La scelta di Andrea Pirlo come nuovo ct della Nazionale italiana divide anche il mondo della politica. Il presidente del Senato Ignazio La Russa, intervenendo sulla possibile scelta del nuovo commissario tecnico azzurro, ha espresso le proprie perplessità pur sottolineando il rispetto per le figure coinvolte nel processo decisionale.
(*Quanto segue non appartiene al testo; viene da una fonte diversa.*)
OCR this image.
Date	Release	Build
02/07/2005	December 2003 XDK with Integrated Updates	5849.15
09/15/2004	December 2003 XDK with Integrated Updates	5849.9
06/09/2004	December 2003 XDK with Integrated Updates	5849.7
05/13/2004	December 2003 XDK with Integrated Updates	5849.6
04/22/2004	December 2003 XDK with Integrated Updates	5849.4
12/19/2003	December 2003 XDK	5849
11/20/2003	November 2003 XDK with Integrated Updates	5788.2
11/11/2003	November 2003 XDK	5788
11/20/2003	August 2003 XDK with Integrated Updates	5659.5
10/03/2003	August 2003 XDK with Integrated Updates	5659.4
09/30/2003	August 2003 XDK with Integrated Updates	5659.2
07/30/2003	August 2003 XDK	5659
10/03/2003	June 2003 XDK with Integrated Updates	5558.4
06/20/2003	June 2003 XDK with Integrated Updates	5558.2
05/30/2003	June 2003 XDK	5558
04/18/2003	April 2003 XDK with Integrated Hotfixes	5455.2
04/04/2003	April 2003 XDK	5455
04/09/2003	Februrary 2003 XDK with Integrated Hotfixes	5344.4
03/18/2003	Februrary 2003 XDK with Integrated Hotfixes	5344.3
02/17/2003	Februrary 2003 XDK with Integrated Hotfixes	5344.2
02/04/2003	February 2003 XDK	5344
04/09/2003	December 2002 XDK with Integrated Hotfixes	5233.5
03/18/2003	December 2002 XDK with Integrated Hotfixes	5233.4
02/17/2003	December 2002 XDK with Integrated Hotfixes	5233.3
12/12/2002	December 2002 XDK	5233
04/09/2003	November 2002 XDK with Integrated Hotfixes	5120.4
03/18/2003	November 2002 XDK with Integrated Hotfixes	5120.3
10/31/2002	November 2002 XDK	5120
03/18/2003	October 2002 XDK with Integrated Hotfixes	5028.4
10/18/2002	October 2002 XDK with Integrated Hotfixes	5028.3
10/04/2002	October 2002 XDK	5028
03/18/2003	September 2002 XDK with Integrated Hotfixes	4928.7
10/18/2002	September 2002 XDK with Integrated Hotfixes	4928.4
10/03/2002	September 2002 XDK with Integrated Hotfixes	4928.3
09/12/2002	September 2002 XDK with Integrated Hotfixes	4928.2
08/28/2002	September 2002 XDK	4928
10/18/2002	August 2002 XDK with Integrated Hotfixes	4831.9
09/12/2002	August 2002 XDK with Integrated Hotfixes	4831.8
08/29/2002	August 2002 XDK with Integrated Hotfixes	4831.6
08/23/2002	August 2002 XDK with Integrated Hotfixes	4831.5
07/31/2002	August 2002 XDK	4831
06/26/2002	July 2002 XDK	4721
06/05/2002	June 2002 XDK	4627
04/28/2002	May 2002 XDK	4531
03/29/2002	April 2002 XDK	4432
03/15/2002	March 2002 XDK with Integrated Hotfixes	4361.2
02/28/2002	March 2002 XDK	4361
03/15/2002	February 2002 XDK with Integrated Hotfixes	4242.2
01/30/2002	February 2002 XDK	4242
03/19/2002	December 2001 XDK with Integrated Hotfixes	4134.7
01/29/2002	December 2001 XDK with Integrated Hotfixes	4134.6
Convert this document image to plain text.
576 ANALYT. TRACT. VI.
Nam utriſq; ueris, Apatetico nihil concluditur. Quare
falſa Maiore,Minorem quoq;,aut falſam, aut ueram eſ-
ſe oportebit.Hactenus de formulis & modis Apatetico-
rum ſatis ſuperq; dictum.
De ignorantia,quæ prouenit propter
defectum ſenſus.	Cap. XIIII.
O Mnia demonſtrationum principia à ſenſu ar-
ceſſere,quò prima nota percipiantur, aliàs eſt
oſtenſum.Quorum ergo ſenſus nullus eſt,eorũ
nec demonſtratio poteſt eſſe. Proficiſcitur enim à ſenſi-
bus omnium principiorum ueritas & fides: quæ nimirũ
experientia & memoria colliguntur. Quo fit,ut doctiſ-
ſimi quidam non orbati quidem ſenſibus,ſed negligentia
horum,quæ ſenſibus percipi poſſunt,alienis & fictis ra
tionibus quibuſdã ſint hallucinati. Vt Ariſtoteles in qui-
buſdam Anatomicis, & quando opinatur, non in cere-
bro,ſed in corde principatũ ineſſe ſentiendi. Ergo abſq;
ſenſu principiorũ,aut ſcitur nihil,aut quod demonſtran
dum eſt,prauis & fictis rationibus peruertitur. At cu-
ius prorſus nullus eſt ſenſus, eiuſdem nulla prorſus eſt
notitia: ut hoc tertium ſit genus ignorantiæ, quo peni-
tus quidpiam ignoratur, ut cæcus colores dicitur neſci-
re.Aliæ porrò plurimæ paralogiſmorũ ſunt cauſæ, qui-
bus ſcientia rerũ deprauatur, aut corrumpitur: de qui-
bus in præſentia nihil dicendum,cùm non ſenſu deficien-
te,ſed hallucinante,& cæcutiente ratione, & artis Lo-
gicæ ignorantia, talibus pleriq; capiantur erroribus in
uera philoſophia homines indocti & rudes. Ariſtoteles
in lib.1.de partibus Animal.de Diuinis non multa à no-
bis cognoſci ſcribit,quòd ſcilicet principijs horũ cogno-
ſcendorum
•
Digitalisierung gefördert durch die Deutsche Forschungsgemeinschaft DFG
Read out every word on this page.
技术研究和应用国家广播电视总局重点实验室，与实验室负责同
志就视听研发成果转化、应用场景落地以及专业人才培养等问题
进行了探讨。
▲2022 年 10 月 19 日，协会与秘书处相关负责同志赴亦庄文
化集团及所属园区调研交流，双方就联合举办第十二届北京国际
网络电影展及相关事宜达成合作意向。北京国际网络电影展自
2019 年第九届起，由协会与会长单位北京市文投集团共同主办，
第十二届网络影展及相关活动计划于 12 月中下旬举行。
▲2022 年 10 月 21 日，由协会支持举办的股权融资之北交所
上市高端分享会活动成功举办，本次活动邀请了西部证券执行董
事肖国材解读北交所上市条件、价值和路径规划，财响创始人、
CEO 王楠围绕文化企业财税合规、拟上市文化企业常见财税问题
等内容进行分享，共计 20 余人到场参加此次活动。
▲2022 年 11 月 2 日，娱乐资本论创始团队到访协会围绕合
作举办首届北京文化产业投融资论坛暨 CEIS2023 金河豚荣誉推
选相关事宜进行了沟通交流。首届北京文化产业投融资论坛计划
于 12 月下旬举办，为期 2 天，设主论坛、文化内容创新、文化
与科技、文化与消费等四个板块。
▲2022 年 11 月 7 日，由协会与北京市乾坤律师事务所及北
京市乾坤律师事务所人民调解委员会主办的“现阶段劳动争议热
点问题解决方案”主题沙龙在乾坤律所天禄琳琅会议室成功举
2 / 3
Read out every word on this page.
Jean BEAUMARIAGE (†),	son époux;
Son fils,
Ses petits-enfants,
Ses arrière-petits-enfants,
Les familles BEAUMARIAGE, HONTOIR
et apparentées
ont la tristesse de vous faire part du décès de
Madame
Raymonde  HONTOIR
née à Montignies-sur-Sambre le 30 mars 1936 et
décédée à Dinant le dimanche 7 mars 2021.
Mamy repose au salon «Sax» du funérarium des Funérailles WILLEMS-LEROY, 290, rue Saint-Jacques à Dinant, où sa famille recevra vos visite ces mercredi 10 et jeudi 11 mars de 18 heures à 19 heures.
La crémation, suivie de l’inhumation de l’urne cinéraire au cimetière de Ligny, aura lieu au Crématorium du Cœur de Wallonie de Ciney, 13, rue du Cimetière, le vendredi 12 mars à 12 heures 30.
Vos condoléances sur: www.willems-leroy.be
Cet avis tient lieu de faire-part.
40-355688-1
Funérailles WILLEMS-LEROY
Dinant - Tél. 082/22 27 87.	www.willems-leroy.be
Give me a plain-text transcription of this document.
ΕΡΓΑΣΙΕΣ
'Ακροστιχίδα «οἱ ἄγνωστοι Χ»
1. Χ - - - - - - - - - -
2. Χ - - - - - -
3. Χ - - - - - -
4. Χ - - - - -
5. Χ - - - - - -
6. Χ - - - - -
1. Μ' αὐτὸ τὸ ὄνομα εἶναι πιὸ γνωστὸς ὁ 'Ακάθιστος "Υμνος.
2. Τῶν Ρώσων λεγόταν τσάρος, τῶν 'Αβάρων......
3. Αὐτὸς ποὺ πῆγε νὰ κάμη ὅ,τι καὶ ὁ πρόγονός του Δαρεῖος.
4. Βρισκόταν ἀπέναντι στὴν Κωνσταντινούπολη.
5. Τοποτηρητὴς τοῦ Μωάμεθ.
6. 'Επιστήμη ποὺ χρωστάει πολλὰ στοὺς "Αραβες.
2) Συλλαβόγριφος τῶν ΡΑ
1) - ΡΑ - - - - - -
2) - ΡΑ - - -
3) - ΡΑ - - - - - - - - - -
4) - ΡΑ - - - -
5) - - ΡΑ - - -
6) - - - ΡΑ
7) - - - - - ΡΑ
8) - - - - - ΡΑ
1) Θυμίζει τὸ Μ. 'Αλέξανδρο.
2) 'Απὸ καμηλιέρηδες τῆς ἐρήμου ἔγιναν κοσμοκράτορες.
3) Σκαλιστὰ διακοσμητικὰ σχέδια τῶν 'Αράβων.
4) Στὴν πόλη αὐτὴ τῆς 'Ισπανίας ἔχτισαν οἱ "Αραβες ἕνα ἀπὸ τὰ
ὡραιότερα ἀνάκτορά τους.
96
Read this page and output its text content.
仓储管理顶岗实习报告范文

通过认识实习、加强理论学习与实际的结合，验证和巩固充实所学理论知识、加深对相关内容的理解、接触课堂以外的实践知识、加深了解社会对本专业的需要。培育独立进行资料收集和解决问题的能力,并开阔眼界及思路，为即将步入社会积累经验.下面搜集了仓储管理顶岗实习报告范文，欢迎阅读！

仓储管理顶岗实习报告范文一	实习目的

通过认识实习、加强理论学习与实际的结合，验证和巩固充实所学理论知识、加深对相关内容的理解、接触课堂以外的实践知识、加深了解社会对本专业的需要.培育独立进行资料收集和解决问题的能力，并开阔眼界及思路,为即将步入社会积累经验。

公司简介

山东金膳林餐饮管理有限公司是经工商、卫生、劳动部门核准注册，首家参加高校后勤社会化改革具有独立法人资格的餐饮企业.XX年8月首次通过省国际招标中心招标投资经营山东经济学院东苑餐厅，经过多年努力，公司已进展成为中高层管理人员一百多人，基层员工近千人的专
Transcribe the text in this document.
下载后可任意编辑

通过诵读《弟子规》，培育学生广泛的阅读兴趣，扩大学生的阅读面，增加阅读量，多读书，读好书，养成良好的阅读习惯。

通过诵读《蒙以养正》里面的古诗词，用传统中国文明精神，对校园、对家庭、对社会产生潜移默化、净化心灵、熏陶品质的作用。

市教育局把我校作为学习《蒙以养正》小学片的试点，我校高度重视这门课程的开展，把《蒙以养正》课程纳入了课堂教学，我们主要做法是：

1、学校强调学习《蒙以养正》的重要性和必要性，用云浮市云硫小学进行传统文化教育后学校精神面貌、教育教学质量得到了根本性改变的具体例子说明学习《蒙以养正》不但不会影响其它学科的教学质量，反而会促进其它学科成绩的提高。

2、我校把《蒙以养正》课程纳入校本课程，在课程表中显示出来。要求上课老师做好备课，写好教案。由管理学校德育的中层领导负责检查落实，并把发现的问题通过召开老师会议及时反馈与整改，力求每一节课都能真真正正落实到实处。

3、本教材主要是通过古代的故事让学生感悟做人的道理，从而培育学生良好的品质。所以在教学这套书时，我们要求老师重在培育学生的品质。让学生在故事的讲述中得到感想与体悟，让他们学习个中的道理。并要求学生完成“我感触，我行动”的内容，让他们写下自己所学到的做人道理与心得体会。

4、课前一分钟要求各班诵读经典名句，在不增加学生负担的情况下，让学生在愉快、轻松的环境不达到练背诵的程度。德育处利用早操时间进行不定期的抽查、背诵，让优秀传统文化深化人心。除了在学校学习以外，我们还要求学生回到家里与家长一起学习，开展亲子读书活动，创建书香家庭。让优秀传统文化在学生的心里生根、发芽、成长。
Il commento del presidente del Senato sulla scelta azzurra
“Stimo Malagò, Leonardo e Maldini, in quest’ordine, e quindi non ho fatto dichiarazioni immediate anche per rispetto nei loro confronti”, ha spiegato La Russa in un’intervista all’ANSA. Il presidente del Senato ha precisato di aver deciso di parlare soltanto dopo essere stato interpellato, mantenendo comunque un tono istituzionale. Poi è arrivato il giudizio sulla nomina di Pirlo: “Che Dio ce la mandi buona”, una frase che lascia trasparire le sue preoccupazioni sul futuro della Nazionale.
La Russa: “Pirlo è stato un grande campione, ma da allenatore è un’incognita”
Il presidente del Senato ha ribadito il proprio apprezzamento per l’ex centrocampista azzurro, considerato uno dei più grandi talenti della storia del calcio italiano. “Sono un tifoso dell’Italia e Pirlo è stato un grande campione”, ha detto.
Il dubbio riguarda però il percorso da tecnico dell’ex regista della Juventus e della Nazionale. Secondo La Russa, affidargli la panchina dell’Italia rappresenterebbe “un salto nel buio”, vista la poca esperienza maturata finora nel ruolo.
Il paragone con Guardiola e il timore di una scelta ridimensionata
Nel suo intervento, La Russa ha fatto riferimento anche alle indiscrezioni circolate nei giorni precedenti su un possibile coinvolgimento di Pep Guardiola, poi rimaste senza seguito. “Con il ballon d’essai mediatico di Guardiola non vorrei che la montagna avesse partorito un topolino”, ha dichiarato, utilizzando una metafora per esprimere il timore che le aspettative create attorno alla scelta del nuovo ct possano portare a un risultato meno ambizioso del previsto.
Le alternative preferite da La Russa: Conte o Mancini
Secondo il presidente del Senato, la strada che avrebbe garantito maggiori certezze sarebbe stata quella di puntare su allenatori già affermati a livello internazionale. La Russa ha infatti spiegato che si aspettava una scelta diversa, indicando come suoi nomi preferiti due ex commissari tecnici dell’Italia: Antonio Conte e Roberto Mancini. Entrambi hanno già guidato la Nazionale, con Mancini capace di conquistare il campionato europeo nel 2021.